Segue abaixo algumas observações da Olympus Trip 35. Fotômetro de selênio (automatização do diafragma-obturador e a bandeira vermelha) O Selênio é um elemento químico da tabela periódica (Se34) que, ao ser exposto à luz, gera uma corrente elétrica proporcional à intensidade luminosa. Ele foi amplamente utilizado em fotômetros analógicos antes da popularização dos sensores de silício. Na Olympus Trip 35, esse fotômetro de selênio está integrado ao sistema de exposição automática. Assim aciona-se automaticamente o diafragma–obturador, regulando a abertura e a velocidade sem necessidade de bateria. E quando a luminosidade é insuficiente para garantir uma exposição mínima adequada, o sistema ativa a chamada “bandeira vermelha”, que bloqueia de imediato o disparo como mecanismo de proteção contra a subexposição (fotos escuras). Por isso, a Trip 35 foi um sucesso: por ser uma das primeiras analógicas automatizadas da história da fotografia analógica, com uma tecnologia muito inteligente. Foco por zona O temido foco por zona pode ser visto como um excelente exercício de consciência corporal, na medida em que obriga o fotógrafo a estimar distâncias com base em sua própria altura. O ato de fotografar torna-se uma simbiose analógica entre quem fotografa e o assunto a ser fotografado. E a imagem deixa de ser apenas capturada e passa a ser construída pela presença concreta de quem eterniza um instante da vida. É o que diz o fotógrafo analógico Erikson Veríssimo: "Quando estou com dificuldade de saber a minha distância até o ponto que eu quero focar, me imagino deitado no chão a minha frente. Tenho 1,72m. Então se cabem dois de mim deitados na minha frente até o objeto, significa que estou a 3,44m [em média]. Tenho uma teoria que todo mundo tem uma capacidade inata de consciência espacial do seu próprio corpo. De saber o próprio tamanho individualmente"

RELATO PESSOAL


Eu e Erikson já estávamos muito animados com a fotografia analógica e registrando nossas vidas pandêmicas com as câmeras analógicas de meu pai e de meu tio. Disto, compramos nossa primeira analógica em meados de 2020 de um vendedor de antiguidades de Porto Alegre.

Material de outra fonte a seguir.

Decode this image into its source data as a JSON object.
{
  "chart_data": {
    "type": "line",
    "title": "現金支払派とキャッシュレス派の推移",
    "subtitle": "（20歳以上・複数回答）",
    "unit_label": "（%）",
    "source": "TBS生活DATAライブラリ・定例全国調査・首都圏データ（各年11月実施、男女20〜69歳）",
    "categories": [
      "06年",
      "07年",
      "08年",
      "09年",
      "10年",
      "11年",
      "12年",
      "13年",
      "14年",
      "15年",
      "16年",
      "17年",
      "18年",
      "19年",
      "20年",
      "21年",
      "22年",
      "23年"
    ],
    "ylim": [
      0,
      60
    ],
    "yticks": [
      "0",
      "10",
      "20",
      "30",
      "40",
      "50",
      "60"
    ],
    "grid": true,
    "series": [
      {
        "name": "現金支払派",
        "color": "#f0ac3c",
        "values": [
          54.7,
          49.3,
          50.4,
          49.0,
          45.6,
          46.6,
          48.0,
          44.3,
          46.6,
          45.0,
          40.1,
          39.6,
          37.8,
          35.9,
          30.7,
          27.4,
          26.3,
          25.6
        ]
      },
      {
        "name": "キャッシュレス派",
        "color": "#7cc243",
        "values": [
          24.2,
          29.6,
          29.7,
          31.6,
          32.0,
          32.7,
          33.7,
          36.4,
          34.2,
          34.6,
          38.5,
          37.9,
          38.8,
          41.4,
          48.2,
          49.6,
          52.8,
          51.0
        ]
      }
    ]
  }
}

Não entendíamos muito de analógicas como hoje, mas o suficiente  para saber que ela estava funcionando quase que perfeitamente, bandeira vermelha OK, fotômetro OK, diafragma OK, obturador OK, lente OK, avanço do filme aparentemente OK (depois descobrimos que as vezes travava e que rendeu lindas duplas exposições para nós).


Tiramos algumas fotos em casa e fomos fotografar mais na Praia do Lami. Foi mágico ver que uma analógica funcionava sem nenhuma bateria, apenas movimentos mecânicos e um fotômetro movido a fotocélulas de selênio.


Era lindo observar as leis da fotografia por meio das fotocélulas do selênio, brincávamos em ver o diafragma se abrindo ao máximo em ambientes escuros, e ele fechadinho na luz do sol.


Registramos lindas fotos de momentos especiais que estávamos vivendo juntos e usamos a trip 35 durante um ano inteiro. Era lindo demais!